There has been  new information published regarding the disclosure by Google in January 2010 of theft of proprietary computer information by Internet intruders. On April 19, 2010, John Markoff wrote in The New York Times that a Google “password system that controls access by millions of users worldwide to almost all of the company’s Web services, including e-mail and business applications” had been breached. The article goes on to say:

The new details seem likely to increase the debate about the security and privacy of vast computing systems such as Google’s that now centralize the personal information of millions of individuals and businesses. Because vast amounts of digital information are stored in a cluster of computers, popularly referred to as “cloud” computing, a single breach can lead to disastrous losses.

What is especially perplexing is that, in May 2008, Google launched Google Health, which was touted as a repository or platform for individuals to store and organize their personal health information (“PHI”) online for ease of reference and sharing at the discretion of the individual. The Google Health Web site sets forth its Google Health Privacy Policy (the “Google Policy”). Included among the statements in the Google Policy under the heading You are in control of your information” are the following:

You control who can access your personal health information. By default, you are the only user who can view and edit your information. If you choose to, you can share your information with others.
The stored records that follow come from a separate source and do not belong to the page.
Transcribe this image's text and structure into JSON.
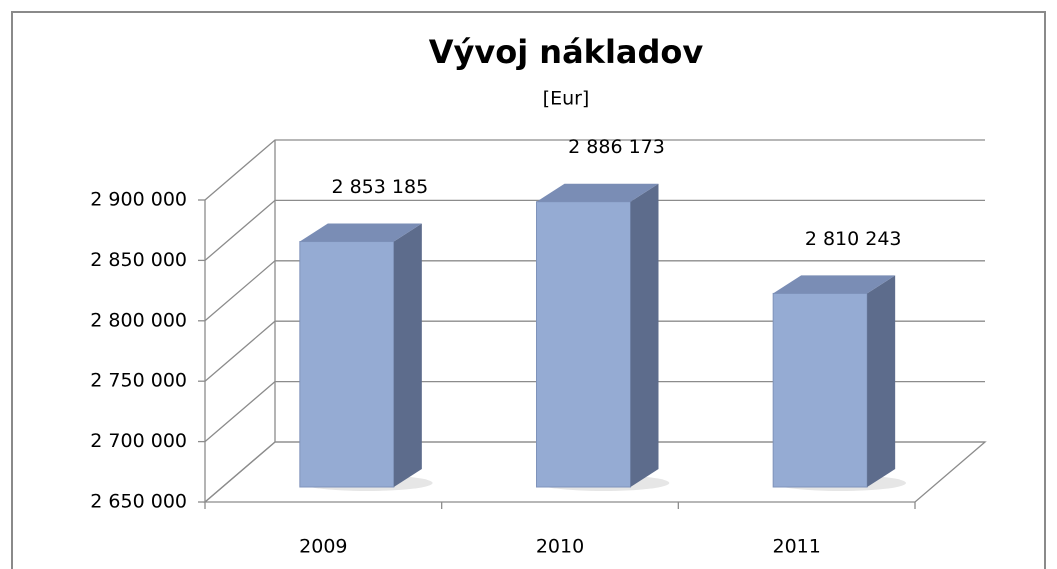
{
  "chart_data": {
    "type": "bar3d",
    "title": "Vývoj nákladov",
    "subtitle": "[Eur]",
    "categories": [
      "2009",
      "2010",
      "2011"
    ],
    "values": [
      2853185,
      2886173,
      2810243
    ],
    "value_labels": [
      "2 853 185",
      "2 886 173",
      "2 810 243"
    ],
    "color": "#95abd3",
    "ylim": [
      2650000,
      2900000
    ],
    "yticks": [
      {
        "value": 2650000,
        "label": "2 650 000"
      },
      {
        "value": 2700000,
        "label": "2 700 000"
      },
      {
        "value": 2750000,
        "label": "2 750 000"
      },
      {
        "value": 2800000,
        "label": "2 800 000"
      },
      {
        "value": 2850000,
        "label": "2 850 000"
      },
      {
        "value": 2900000,
        "label": "2 900 000"
      }
    ],
    "grid": true
  }
}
Google will not sell, rent, or share your information (identified or de-identified) without your explicit consent, except in the limited situations described in the Google Privacy Policy, such as when Google believes it is required to do so by law.

Included among the statements in the Google Policy under the heading How Google uses your information” is the following:

To store your information in Google Health, you will need a Google Account. When you create a Google Account, Google asks for your email address and a password, which is used to protect your account from unauthorized access.

If the security breach at Google is as broad and comprehensive as reported, a subscriber to Google Health is not as in control of his or her PHI as the Google Policy may lead one to believe. While HIPAA and HITECH statutes and regulations would require a “covered entity” or “business associate” to undertake massive damage control and notices of breach to affected individuals, and perhaps even subject the covered entity or business associate to heavy penalties, presumably the Google Health repository is not so regulated. The potential damage to subscribers is catastrophic and perhaps should be the subject of investigation for potential regulation.